A few more months of playing this game has revealed certain flaws I’m not okay with. I beat the campaign, rolled the credits, and everything seemed fine until…the game just…kept going afterwards anyways. Why did you roll the credits if there was still an entire half of the game to be played? It’d be one thing if you pulled a clever thing like Symphony of the Night and added lots of variety while turning certain conventions in the game on its head, or like Pokemon Gold/Silver/Crystal where there’s a whole host of new places to go to, but God Eater didn’t really do anything like that. It just…kind of lied about being over. There was no good reason to put the credits in there at all when there’s still half the game left.

The game continues, a few new characters are introduced, and now you’re put in a position similar to one of the previous characters as a sort of mentor figure to newbies. The main newbie in particular just…has a voice that grates on me. It really contrasts with the rest of the cast, who are fairly believably acted, or at the very least, don’t sound like a robot Mokuba Kaiba. There might be a reason for that, but I’m probably not going to get to see that reason becaaaaaaause…

…the game’s just getting too boring and repetitive now.

It’s not fun anymore. I’m finding myself fighting mostly powered up colorswaps of the same monsters, the fights are dragging on for longer now because of it, there are more fights in general to do, and it’s almost required now to do the side missions or else get wrecked by the story because I don’t have good enough equipment, which means getting to the story bits is becoming far too long a process for me to care about anyone anymore.

Especially since the plot faux-resolved itself like three chapters ago, and probably should have ended there.

I mentioned I couldn’t really get into Monster Hunter when I tried it, and the more time that goes on, the more I feel like this is having the same main issue as Monster hunter. Too long of battles, too repetitive, and not enough story expedience to keep me interested. It’s become more of a grinding game now than ever, and it seems to be going further in that trajectory the more missions I play and the further I get into it.

I might come back to it to try and beat it – looking it up, I seem to only be two or three chapters from the actual end, but I’m not sure it’s worth it.
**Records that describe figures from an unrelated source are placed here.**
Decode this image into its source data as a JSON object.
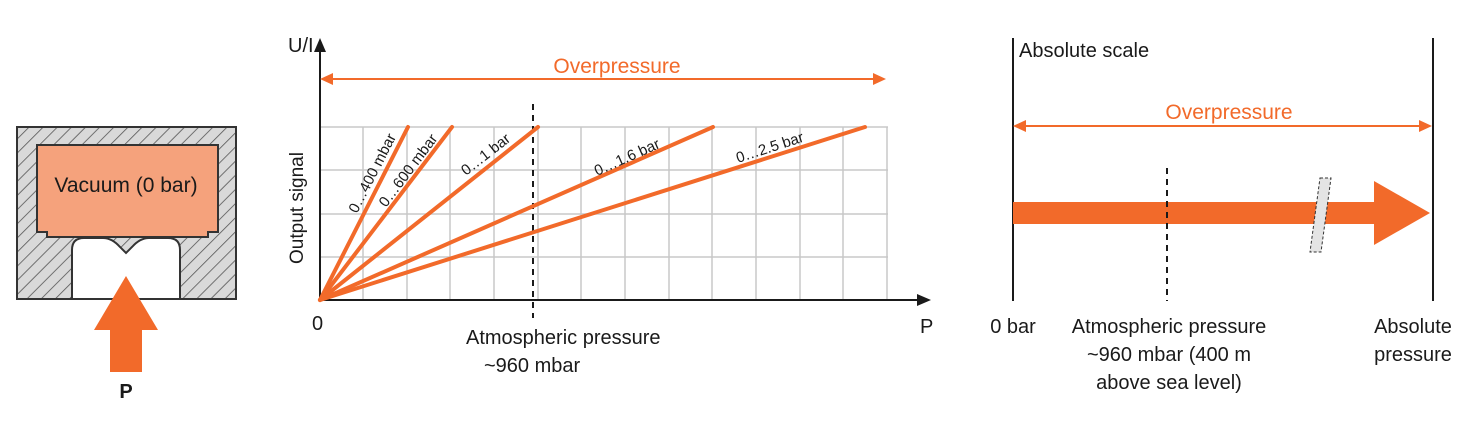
{
  "colors": {
    "orange": "#f26a2a",
    "salmon": "#f5a27c",
    "grid": "#c8c8c8",
    "dark": "#1a1a1a"
  },
  "sensor": {
    "chamber_label": "Vacuum (0 bar)",
    "pressure_label": "P"
  },
  "chart": {
    "y_axis_symbol": "U/I",
    "x_axis_symbol": "P",
    "origin_label": "0",
    "y_label": "Output signal",
    "overpressure_label": "Overpressure",
    "atm_line1": "Atmospheric pressure",
    "atm_line2": "~960 mbar",
    "ranges": [
      "0…400 mbar",
      "0…600 mbar",
      "0…1 bar",
      "0…1.6 bar",
      "0…2.5 bar"
    ]
  },
  "scale": {
    "title": "Absolute scale",
    "overpressure_label": "Overpressure",
    "zero_label": "0 bar",
    "atm_line1": "Atmospheric pressure",
    "atm_line2": "~960 mbar (400 m",
    "atm_line3": "above sea level)",
    "abs_line1": "Absolute",
    "abs_line2": "pressure"
  }
}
I’ll give a final summation later if I do decide to go back to it.

That said, I also tried the multiplayer with my girlfriend, and that proved to be pretty fun, I’ll admit.

Other Quick Updates

Dark Souls III for PC

It’s finally happened, a sale cutting DSIII to half price happened and I snatched it up as fast as I could! I’m currently playing it alongside a friend and making it a point to not go ahead by myself, so it’ll probably be a hot minute before I get around to giving this the monthly update treatment. That said, this process is also allowing me to more thoroughly go back and explore areas we already went through, finding little things here and there that help and grinding some to get giant. I never mind grinding in Dark Souls, it’s kinda relaxing really, and each encounter is engaging.

Final Fantasy X (International) for PS2

Why is Blitzball so disappointing, yet still so addicting? Also, I have no goddamn idea what I’m doing with the Expert Sphere Grid. I think I’m failing hard with it.